Personal income tax in Serbia
Serbia is among the European countries that charge the lowest taxes on personal income. The standard rate is 10% for Serbians. For foreigners, it can be from 10% to 20% depending on the source of income.
Key facts about the personal income tax in Serbia:
- Standard rate: 10%.
- Capital gains tax rate for individuals: 15%.
- Tax rate for sole proprietors (self-employed individuals): 10%.
- Tax on intellectual property rights and related rights: 20%.
- Tax on interest: 15%.
- Tax on rent: 15%.
- Tax on income from insurance of individuals: 15%.
Taxable base:
- Salary and wages.
- Income from private business activities.
- Income from copyrights and related rights.
- Income from capital.
- Income from real property.
- Capital gains.
- Any other sources of personal income.
Fiscal residents of Serbia have to pay the personal income tax regardless of the country where the income has been made – in Serbia or abroad.
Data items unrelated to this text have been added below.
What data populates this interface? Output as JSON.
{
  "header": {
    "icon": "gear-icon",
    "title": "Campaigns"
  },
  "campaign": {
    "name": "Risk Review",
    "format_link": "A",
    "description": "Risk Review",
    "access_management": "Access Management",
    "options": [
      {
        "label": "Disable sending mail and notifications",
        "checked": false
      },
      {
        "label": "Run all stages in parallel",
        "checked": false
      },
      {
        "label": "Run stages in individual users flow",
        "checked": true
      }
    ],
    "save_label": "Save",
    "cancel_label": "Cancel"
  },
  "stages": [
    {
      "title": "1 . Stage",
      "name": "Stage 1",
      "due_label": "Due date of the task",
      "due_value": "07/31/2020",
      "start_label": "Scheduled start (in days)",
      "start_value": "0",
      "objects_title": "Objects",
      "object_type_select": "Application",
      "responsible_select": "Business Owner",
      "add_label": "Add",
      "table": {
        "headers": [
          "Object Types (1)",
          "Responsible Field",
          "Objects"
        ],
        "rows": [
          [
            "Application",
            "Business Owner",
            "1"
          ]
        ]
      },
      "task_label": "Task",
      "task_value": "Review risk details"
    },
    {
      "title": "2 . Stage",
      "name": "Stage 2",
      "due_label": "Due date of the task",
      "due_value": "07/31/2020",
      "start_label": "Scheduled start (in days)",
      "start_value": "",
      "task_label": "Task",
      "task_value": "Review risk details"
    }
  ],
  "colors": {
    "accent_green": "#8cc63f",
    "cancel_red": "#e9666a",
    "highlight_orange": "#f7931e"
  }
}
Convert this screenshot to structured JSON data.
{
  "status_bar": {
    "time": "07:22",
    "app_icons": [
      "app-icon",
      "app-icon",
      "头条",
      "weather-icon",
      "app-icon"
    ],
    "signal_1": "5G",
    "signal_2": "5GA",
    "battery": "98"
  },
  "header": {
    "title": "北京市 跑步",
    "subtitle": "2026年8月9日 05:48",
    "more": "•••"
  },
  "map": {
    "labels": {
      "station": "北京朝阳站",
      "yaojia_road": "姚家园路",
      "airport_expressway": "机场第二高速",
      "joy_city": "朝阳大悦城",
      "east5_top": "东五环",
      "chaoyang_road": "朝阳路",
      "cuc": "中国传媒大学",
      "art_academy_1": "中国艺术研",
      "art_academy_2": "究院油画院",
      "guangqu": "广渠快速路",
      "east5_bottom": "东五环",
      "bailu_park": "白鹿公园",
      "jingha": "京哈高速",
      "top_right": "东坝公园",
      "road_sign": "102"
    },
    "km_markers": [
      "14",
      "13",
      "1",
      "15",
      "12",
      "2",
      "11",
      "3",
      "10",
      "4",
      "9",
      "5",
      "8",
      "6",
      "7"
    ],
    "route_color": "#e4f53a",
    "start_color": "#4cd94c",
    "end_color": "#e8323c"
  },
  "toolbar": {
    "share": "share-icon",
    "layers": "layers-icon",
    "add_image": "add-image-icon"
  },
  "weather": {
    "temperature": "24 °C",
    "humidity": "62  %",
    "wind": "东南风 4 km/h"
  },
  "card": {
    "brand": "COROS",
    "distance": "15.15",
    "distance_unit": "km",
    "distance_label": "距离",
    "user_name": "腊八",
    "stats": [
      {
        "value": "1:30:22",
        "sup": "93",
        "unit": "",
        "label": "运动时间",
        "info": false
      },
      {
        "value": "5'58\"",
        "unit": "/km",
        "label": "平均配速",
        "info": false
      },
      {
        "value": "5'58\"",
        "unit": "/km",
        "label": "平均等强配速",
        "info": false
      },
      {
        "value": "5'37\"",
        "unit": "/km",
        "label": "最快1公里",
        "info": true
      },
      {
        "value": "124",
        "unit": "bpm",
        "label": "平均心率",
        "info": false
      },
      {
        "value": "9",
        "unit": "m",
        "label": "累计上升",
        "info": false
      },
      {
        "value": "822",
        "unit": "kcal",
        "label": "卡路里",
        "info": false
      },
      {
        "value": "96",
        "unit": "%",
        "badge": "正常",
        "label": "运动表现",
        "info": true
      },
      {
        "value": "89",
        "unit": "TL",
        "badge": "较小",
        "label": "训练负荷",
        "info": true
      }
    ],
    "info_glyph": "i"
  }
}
Non-residents are taxed only on the income made in Serbia. A foreign national automatically becomes a fiscal resident of Serbia if s/he a) has a center of vital interests in the country or b) has spent more than 183 days in Serbia within a year.
Employment for foreigners in Serbia
It is possible for a foreign national to find employment in Serbia but several important conditions need to be satisfied because the country’s legislation protects Serbian workers. The obligations of the employer include the following ones:
- S/he cannot fire a Serbian citizen to make the position vacant for a foreigner.
- S/he has taken all possible steps to find a suitable candidate among Serbians and foreigners already holding work permits. The employer has 10 days to do that.
- S/he has to apply for official permission to hire a foreigner.
- S/he has to sign a job agreement with the foreign national that respects all his/ her legal rights.
Low personal and corporate income tax rates make Serbia attractive for people with an entrepreneurial spirit and foreign investors. Becoming a sole proprietor or registering as a freelancer in Serbia is an inviting opportunity indeed. Engaging in business on a larger scale in the country can also be highly beneficial.